There is often a huge financial impact when bringing up a child with a disability compared with other children and many parents of disabled children find that they are unable to work because of care responsibilities.

As a parent Carer, these are some of the issues you may be concerned about:

  • where to find help and support
  • planning for the future
  • benefits for you and your child your child’s education
  • childminding and respite care

Caring For Someone Who Doesn’t Live Near You

Caring for someone who does not live with you or lives a considerable distance away presents another set of complications to give thought to. However, you have the same rights as any carer, even if you do not live close to your loved one, or even in the same town or county.

Looking after yourself may start to become even more important because the additional planning and actual travelling can take its toll. There is also the extra cost of getting to and from your loved one, which again needs working out.

There are practical steps that can be taken such as letting your GP know that you are a carer and also informing your loved one’s GP too. They can then provide you with the right support such as making reasonable adjustments to help you fit in appointments around your caring responsibilities.  Knowing that you are a carer, your GP will also be able to look out for early signs that your caring role may be affecting your health.

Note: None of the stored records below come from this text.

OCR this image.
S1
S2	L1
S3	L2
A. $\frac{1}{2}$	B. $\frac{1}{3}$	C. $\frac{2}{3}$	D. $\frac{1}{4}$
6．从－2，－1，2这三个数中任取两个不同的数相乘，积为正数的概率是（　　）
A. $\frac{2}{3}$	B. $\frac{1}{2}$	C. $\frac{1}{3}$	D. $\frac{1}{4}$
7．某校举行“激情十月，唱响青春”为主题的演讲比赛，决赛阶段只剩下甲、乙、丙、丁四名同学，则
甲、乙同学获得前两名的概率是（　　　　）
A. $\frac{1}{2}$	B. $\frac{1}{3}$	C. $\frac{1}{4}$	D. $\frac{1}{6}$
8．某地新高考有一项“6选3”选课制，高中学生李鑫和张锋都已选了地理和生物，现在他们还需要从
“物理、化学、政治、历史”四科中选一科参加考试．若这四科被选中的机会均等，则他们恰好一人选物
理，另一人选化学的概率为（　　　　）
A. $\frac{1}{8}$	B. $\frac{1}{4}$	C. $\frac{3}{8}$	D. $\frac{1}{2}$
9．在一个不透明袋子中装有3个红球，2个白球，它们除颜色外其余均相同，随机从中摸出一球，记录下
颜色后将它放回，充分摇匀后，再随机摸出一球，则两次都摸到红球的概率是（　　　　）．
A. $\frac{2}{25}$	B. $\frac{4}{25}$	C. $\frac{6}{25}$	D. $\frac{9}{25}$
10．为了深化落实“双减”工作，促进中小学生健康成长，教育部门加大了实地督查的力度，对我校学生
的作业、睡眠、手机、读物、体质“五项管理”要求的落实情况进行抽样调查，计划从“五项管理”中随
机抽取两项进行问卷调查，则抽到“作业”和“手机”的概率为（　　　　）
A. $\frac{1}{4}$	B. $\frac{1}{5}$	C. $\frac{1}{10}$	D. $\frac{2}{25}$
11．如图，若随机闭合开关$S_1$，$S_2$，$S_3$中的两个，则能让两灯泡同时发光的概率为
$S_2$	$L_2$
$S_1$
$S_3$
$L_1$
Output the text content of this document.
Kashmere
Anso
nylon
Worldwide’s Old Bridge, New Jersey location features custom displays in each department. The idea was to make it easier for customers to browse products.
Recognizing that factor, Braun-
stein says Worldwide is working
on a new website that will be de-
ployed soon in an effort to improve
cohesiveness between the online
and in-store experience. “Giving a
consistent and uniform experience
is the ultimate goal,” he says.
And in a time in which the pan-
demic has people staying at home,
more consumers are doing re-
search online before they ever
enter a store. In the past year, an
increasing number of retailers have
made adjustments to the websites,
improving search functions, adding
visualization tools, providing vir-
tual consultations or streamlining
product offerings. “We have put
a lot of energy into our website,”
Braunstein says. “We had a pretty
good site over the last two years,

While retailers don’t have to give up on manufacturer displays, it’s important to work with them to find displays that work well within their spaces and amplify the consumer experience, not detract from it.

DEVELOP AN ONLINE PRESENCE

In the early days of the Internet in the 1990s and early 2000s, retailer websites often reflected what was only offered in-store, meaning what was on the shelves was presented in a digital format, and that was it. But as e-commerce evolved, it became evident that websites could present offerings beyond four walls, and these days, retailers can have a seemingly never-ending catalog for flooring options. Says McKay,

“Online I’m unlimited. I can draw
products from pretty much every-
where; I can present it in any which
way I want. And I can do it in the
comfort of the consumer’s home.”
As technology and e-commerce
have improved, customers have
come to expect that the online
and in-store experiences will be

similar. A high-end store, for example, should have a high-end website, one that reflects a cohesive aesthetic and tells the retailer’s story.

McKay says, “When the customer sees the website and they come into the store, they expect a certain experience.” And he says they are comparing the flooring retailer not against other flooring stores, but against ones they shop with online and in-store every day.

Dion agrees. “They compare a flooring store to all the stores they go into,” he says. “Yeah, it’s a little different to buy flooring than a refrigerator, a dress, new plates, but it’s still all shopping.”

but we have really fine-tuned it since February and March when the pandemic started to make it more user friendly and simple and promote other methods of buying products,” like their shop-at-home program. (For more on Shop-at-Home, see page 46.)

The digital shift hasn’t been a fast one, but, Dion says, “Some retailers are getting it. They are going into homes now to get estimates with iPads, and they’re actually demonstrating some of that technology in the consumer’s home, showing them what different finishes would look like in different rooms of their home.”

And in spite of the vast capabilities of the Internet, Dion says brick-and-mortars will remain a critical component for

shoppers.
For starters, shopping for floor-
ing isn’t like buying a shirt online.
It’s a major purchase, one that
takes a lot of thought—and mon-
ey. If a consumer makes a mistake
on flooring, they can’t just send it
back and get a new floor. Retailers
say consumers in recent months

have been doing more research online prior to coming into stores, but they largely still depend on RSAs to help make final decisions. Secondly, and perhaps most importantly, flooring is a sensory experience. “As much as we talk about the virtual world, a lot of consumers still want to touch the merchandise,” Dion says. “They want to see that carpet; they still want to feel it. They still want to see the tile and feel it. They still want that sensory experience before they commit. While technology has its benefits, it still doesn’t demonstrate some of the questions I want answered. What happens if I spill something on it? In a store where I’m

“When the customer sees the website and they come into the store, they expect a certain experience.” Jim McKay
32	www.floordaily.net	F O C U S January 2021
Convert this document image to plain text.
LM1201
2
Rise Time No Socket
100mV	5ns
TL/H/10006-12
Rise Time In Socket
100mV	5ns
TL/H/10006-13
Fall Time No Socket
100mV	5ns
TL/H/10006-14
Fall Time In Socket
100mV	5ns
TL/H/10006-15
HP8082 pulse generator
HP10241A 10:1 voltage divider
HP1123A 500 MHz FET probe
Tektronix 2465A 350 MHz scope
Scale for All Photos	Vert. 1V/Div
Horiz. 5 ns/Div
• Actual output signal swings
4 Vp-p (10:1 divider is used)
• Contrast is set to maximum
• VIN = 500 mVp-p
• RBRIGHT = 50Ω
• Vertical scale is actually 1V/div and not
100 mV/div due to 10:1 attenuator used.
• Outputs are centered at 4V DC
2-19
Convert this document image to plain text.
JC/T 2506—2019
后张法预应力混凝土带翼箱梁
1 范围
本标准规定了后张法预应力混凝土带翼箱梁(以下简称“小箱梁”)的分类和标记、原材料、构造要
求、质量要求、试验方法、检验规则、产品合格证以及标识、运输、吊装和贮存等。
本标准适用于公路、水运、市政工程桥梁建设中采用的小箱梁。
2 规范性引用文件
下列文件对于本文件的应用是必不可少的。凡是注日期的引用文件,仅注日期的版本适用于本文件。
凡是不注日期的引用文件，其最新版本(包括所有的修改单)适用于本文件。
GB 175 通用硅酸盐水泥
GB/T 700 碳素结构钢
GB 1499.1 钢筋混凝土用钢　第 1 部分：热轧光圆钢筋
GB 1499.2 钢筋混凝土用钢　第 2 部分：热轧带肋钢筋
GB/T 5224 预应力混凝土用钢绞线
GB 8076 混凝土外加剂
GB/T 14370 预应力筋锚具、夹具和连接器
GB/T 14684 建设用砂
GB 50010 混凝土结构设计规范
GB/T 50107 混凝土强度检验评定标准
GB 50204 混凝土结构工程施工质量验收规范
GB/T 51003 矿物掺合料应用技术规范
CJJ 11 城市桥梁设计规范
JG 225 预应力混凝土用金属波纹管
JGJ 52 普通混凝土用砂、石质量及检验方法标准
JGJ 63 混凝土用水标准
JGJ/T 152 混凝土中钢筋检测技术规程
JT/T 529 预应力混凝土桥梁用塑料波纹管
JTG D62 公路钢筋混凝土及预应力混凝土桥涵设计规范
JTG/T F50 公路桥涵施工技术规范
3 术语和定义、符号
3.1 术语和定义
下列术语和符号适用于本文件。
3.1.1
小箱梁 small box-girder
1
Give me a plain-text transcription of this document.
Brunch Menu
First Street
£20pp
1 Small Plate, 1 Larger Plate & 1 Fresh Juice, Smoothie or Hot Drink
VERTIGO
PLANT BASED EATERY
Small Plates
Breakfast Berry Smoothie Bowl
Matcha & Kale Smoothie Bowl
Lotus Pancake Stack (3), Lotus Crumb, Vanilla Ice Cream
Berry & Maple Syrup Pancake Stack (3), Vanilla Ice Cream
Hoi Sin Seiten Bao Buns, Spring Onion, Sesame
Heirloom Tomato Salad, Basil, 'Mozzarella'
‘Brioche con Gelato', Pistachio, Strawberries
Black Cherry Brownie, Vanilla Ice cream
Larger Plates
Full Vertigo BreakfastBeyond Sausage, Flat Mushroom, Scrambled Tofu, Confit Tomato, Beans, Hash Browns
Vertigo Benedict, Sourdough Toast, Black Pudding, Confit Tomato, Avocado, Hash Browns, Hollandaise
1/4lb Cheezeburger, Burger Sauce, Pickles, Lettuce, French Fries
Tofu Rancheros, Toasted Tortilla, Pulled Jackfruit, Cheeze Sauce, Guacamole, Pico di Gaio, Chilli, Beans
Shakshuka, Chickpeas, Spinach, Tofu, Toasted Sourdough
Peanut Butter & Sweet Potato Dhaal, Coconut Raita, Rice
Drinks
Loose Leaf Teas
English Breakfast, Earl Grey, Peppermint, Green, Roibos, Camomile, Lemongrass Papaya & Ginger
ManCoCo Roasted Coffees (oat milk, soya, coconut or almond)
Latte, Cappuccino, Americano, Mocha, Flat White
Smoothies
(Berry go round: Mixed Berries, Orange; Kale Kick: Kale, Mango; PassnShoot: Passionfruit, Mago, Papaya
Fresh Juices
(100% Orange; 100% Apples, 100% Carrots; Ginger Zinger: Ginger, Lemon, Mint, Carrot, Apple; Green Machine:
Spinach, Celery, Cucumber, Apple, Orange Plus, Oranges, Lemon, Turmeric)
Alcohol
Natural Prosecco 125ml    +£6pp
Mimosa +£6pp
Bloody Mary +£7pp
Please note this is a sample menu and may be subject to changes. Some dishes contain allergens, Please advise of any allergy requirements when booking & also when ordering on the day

Another thing to consider is to think whether there is there anyone else who can help with the caring responsibility, especially in light of potential travelling distances, for example. This may be sharing the workload or just contributing towards the financial costs.

Working Carers

Trying to organise your caring role when you are also working can add extra stresses and may feel like you have two jobs – one paid and one unpaid. However, with the right support, both roles can be undertaken successfully.

As a working carer, the Work and Families Act 2006 gives you the right to request flexible working with a number of options available:

  • part-time
  • changing shifts to suit caring commitments
  • flexi-time where the carer chooses when to work
  • compressed hours where agreed hours are worked over fewer days or shifts
  • job shares
  • working from home
  • leave and time off for emergencies
  • parental leave

It should be noted that flexible working is an agreement for you, as an employee to work in a way that best fits your home responsibilities and also suits the needs of the business. If you meet the criteria, the company you work for is legally obliged to consider your application although they do not have to agree with your proposals.

ACAS has more information about this subject and has created several guides for both employees and employers on the right to request flexible working. It is definitely worth discussing your needs with your employer and trying to organise what will work for the business and you because you will both have much to gain.

When Your Caring Role Ends

For many Carers, the time when your life changes and you are no longer a Carer can be the most difficult. When a caring role ends, because the person you care for moves into residential care or through bereavement, there can be a range of practical issues to face as well as the feelings of loss and bereavement. Among others, these can include:

  • returning to work
  • dealing with practical issues such as organising the move into residential care or the matters of a death
  • financial issues
  • paying for funeral costs
  • lack of confidence and feelings of isolation

When your caring role ends there is still support available, including via the Confident Carer Service as well as other services:

Cruse Bereavement Care
Cruse Bedfordshire offers people in Bedfordshire bereavement support from a team of trained volunteers either in your home or at one of their drop-in centres including Luton.